Observer depuis un mirador la cité grouillante d’activités. Construire pas à pas une vie quotidienne, de nouveaux rituels. Tout inventer. Tout observer.

Si, comme le rapporte l’autrice, Thomas Gunzig considère que “l’écriture est un art visuel sans écran”, il semblerait que celle d’Isabelle Wéry relève plus encore d’un art pluri-sensoriel. La langue qui porte Selfie de Chine n’est pas seulement visuelle, elle est sensuelle : il y a les odeurs, les saveurs, les textures et tessitures qui déjà se déploient et gagnent les moindres recoins de l’imaginaire des lectrices et lecteurs dès les premières pages – une expérience qui reflète les premiers contacts de l’autrice avec la Chine, le pied une fois posé dans l’avion qui la mènera à Pékin :

La poésie est palpable dans l’air, elle coule le long des parois de l’habitacle, s’étale sur les sièges, gambade sur la moquette, s’évapore des sandwiches des pique-niques ; des poèmes sortent des bouches chinoises qui s’agitent autour de moi comme autant de museaux de poissons chauds riants à gorges déployées.
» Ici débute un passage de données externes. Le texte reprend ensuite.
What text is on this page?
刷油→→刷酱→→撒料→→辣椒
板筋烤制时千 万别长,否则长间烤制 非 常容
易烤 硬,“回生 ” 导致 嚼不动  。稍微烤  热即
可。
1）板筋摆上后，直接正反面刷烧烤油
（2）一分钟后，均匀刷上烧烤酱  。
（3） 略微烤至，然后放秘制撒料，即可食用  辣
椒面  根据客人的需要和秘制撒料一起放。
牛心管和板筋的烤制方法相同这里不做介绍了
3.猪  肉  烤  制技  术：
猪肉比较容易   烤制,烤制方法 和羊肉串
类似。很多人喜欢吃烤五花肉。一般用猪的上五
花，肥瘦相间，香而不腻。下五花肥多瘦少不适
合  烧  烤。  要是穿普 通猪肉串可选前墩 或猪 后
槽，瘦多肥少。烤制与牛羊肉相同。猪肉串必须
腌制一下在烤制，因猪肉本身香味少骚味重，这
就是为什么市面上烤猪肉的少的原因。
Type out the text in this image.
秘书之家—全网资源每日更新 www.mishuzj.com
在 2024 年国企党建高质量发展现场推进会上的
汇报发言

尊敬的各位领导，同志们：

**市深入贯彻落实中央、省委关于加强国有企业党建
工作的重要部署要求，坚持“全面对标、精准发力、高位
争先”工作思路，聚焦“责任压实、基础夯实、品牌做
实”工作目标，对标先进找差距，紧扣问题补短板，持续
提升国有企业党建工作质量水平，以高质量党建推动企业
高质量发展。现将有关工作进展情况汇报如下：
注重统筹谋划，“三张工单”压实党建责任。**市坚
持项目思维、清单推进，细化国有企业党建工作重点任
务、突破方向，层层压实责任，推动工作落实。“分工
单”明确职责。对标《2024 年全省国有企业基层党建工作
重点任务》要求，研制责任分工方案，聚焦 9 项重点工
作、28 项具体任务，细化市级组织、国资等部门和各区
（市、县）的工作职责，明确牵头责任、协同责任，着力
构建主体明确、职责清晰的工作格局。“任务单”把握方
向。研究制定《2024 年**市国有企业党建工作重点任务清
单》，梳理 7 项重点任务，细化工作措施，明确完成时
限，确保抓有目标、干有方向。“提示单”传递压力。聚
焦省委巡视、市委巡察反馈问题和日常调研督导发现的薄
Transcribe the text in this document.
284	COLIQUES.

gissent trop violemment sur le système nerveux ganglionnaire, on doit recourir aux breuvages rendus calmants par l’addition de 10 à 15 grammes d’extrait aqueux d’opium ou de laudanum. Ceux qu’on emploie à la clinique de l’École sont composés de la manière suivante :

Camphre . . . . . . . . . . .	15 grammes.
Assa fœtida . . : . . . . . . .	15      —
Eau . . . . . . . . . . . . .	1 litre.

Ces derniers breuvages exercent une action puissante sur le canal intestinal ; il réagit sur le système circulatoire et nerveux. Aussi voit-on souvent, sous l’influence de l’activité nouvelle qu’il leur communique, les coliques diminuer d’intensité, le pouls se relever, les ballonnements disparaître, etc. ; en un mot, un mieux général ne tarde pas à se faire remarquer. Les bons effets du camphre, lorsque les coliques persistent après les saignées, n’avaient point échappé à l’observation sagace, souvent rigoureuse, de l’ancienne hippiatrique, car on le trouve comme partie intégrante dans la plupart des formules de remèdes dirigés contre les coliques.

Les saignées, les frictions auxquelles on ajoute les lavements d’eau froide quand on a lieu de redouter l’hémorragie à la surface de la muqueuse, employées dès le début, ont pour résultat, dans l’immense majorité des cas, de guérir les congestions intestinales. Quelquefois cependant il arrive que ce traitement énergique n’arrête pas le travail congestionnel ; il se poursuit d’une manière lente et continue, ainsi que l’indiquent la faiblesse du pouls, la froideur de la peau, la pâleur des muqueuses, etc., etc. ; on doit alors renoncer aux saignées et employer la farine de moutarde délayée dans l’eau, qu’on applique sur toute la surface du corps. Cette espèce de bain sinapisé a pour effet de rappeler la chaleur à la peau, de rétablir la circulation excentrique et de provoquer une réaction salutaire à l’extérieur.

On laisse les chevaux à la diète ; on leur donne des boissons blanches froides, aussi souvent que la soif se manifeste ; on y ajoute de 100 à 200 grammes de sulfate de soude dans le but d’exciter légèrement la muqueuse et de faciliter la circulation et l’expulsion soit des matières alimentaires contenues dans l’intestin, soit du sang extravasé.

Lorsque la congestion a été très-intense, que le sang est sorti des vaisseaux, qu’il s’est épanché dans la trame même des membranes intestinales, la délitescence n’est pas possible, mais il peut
Isabelle Wéry aborde l’écriture comme elle semble aborder le quotidien : avec générosité, franchise et enthousiasme, mais surtout avec une curiosité aussi insatiable que son goût pour les mets chinois. L’autrice avale la Chine autant que la Chine l’avale, tout est histoire de saveurs, de salive et de surprise, c’est pourquoi sa langue est si gourmande, si pleine de tout ce que l’on n’attendait pas et qui submerge avec la puissance jubilatoire d’une pluie torrentielle un jour d’été caniculaire.

[…] si Jack mangeait mon corps comme il mange de la nourriture, je risquerais de passer un cool moment. Si bien qu’un désir rouge sang frais s’installe dans mon ventre (surtout au moment précis où Jack enfourne tout de go quelques parcelles de porc bouilli mariées à un gluant morceau de gâteau au miel) !

On entend les mots sortir de la bouche d’Isabelle, sculptés des dix-huit muscles de sa langue agile, des mots qui sont autant de petites perles de verre coloré enfilées sur le fil de la phrase, sans le moins du monde se préoccuper de l’harmonie finale ni de quelconques conventions. Au bout des doigts de l’autrice, les images fourmillent et toutes laissent entendre le plaisir ludique pris à écrire, à dire, à lire. L’enthousiasme est communicatif, la jouissance décomplexée. Selfie de Chine est un livre qui donne faim – d’absolument tous les possibles qui fleurissent sur le chemin liant l’ici à l’ailleurs.